The point of interest is that interest was considered a sin by the Roman Catholic church, which did not formally allow Usury until the 19th century and in theory still considers it a sin. But how did the Medici family become rich and powerful enough in Florence to fund the arts? Not from their market genius, but because they allied themselves as bankers to the enormous wealth and power of the Roman Catholic Church, and using the figleaf of 'Bills of Exchange' rather than formally charging interest, which was how Jews became rich bankers in Christian Europe, being exempt from this sinful practice, though their success in doing what Christians were reluctant to do continues to form the basis of anti-semitism today, as noted with the vicious attacks in the US on George Soros.
So where were the markets in all this, the foundations of Capitalism? Somewhere stuck between the Papacy and the management of Florence as a City State, riven with violent disputes between the emerging capitalist class of Merchants typified by the Medici, and the landed aristocracy and allies of the Pope, more interested in conserving their wealth and privilege.
And it is relevant now, because in effect, what this Levelling Up White Paper/Book tells us, is that it is State Intervention that is going to unlock the value of economic growth across the UK and mostly in those areas that have 'fallen behind' -ie, are less successful than London.
It means the billions of pounds sloshing around the City of London owned by Merchant Bankers, Hedge Funds and Banks can reap the rewards of the State investing where they do not. Indeed, why make the Market work when the State can do it better? And who better to finance the business opportunities and economic growth the Hedge Funds can benefit from, if not than the Tax Payer? We stump up the money to fund the growth from which they benefit. Sort of Communism in reverse.

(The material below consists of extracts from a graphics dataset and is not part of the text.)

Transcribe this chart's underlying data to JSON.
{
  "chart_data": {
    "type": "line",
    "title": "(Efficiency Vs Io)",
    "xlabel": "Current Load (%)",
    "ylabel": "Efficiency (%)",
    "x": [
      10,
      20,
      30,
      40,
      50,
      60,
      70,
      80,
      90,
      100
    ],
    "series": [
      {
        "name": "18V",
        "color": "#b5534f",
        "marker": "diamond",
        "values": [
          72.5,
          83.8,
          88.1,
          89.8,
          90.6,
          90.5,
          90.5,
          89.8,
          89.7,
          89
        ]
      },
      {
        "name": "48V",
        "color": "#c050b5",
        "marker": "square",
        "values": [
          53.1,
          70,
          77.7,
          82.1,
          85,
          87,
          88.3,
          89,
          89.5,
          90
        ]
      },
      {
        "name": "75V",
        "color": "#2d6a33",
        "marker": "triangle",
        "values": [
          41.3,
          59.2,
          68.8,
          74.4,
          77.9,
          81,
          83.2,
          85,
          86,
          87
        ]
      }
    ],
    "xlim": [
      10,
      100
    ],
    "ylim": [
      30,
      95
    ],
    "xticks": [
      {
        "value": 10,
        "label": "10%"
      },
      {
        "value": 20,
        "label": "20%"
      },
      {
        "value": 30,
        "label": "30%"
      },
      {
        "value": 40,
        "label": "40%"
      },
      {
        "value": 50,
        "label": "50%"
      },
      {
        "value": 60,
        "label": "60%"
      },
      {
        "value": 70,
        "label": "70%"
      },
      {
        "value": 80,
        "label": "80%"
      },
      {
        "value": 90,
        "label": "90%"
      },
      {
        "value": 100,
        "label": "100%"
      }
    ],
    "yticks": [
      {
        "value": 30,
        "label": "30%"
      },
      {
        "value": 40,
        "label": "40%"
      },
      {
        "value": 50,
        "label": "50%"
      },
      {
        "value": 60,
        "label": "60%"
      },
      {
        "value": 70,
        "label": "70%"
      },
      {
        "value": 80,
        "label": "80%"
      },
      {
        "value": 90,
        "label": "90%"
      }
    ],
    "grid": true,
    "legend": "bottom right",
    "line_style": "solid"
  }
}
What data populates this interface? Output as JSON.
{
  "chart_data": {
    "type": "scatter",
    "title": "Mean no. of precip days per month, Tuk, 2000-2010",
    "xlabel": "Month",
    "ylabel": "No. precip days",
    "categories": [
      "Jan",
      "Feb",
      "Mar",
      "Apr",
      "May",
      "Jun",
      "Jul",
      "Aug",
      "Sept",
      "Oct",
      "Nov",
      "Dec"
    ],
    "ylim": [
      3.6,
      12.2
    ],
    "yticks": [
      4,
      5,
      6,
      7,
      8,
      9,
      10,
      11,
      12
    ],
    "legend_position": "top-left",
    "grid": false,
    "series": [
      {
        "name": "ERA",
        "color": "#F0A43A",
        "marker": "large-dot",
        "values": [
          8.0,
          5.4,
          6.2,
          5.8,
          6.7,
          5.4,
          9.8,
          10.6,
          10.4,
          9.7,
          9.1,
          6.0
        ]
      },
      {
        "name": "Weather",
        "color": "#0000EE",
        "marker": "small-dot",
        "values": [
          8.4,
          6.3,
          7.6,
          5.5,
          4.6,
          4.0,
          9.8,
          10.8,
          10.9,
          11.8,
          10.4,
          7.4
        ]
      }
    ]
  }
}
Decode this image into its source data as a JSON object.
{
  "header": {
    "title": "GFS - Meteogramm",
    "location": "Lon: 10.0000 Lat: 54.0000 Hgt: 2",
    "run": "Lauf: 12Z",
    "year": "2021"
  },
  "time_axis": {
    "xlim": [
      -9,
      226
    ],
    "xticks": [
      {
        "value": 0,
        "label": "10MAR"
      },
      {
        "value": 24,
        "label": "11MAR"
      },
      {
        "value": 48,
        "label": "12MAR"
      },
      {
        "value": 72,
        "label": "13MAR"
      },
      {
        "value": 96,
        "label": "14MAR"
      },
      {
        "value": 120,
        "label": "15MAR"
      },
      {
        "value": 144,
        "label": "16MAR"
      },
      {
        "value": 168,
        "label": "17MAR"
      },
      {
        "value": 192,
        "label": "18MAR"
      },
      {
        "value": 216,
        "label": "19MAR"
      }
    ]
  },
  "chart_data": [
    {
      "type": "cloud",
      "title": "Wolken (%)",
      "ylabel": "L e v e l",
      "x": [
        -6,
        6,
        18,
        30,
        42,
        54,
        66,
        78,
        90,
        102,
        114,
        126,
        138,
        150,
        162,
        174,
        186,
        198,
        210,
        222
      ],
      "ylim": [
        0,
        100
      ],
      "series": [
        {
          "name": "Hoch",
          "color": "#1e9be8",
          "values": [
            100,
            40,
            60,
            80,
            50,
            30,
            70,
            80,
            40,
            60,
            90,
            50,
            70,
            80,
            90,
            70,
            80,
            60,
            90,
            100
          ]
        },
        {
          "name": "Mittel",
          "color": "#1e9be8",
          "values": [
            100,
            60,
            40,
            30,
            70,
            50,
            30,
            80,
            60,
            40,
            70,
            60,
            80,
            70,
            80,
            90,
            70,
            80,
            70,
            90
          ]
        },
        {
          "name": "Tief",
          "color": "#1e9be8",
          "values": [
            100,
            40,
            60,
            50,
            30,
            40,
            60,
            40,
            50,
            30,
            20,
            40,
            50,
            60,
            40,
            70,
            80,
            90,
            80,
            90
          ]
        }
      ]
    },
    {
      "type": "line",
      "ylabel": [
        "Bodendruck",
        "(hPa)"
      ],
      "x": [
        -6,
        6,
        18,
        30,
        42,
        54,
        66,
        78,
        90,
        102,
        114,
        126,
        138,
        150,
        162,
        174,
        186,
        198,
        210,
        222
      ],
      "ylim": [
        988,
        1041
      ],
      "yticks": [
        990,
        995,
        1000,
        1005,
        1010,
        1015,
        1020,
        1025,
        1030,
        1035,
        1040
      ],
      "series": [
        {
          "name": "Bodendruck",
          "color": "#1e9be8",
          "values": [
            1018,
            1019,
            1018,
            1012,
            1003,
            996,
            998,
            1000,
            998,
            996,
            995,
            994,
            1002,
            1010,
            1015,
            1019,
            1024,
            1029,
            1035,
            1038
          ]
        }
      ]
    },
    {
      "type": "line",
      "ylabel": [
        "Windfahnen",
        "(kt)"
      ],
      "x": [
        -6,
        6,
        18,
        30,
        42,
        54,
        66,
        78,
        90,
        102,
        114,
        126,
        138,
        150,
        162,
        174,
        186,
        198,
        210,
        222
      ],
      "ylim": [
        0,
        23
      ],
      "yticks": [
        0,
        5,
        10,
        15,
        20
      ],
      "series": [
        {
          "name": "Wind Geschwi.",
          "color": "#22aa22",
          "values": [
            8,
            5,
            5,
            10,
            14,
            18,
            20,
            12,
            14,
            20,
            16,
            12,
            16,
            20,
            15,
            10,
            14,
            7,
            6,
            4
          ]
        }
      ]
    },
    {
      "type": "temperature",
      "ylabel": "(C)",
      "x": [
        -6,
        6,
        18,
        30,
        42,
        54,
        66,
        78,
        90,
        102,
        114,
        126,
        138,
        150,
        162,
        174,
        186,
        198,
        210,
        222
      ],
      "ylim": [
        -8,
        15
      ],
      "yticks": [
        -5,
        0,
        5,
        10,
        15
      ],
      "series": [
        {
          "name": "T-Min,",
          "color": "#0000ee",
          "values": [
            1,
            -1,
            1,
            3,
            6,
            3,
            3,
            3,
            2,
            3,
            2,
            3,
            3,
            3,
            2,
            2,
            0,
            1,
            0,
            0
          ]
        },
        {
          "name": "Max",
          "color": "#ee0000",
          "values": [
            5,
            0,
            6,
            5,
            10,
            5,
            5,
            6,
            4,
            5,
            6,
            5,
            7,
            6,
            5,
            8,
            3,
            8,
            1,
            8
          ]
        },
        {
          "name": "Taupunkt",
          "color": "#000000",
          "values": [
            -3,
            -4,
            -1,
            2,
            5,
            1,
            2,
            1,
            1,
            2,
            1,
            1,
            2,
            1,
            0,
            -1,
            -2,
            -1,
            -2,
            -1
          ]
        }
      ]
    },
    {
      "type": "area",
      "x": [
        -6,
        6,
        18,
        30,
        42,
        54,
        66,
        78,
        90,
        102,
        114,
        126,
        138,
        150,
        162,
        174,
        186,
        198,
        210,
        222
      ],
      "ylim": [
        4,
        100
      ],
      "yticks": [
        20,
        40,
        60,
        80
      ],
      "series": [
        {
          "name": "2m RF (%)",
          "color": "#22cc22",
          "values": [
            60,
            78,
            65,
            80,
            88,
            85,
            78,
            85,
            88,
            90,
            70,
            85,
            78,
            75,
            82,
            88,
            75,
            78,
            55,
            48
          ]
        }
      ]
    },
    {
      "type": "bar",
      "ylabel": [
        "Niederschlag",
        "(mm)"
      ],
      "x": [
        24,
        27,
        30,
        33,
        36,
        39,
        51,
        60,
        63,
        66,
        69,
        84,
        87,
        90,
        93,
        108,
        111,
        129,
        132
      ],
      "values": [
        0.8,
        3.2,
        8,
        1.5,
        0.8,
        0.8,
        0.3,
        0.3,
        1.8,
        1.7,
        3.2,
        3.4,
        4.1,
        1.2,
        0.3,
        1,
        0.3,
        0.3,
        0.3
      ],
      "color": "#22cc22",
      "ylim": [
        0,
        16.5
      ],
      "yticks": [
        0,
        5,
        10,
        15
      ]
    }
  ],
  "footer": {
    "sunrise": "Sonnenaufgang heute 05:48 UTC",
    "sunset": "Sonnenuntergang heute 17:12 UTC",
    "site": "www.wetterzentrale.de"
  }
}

Thus we have Boris Johnson, and a Cabinet, almost half of whom want Brexit to mean the retreat of the State and Government regulation, basing their entire economic recovery programme post-Covid and Brexit, on what in the USSR might have called 'The Five Year Plan'.
Markets be damned, the taxpayer is King. Long live the Republic! (Eh? Hence the Contradictions of Capitalism).
Whether or not Boris Johnson survives in Office long enough to read his Government's White Paper, all 332+ pages of it, remains to be seen. I have heard he is writing a book about Shakespeare. Perhaps he will devote a chapter to Shylock, Usury and Markets in the Serene Republic of Venice?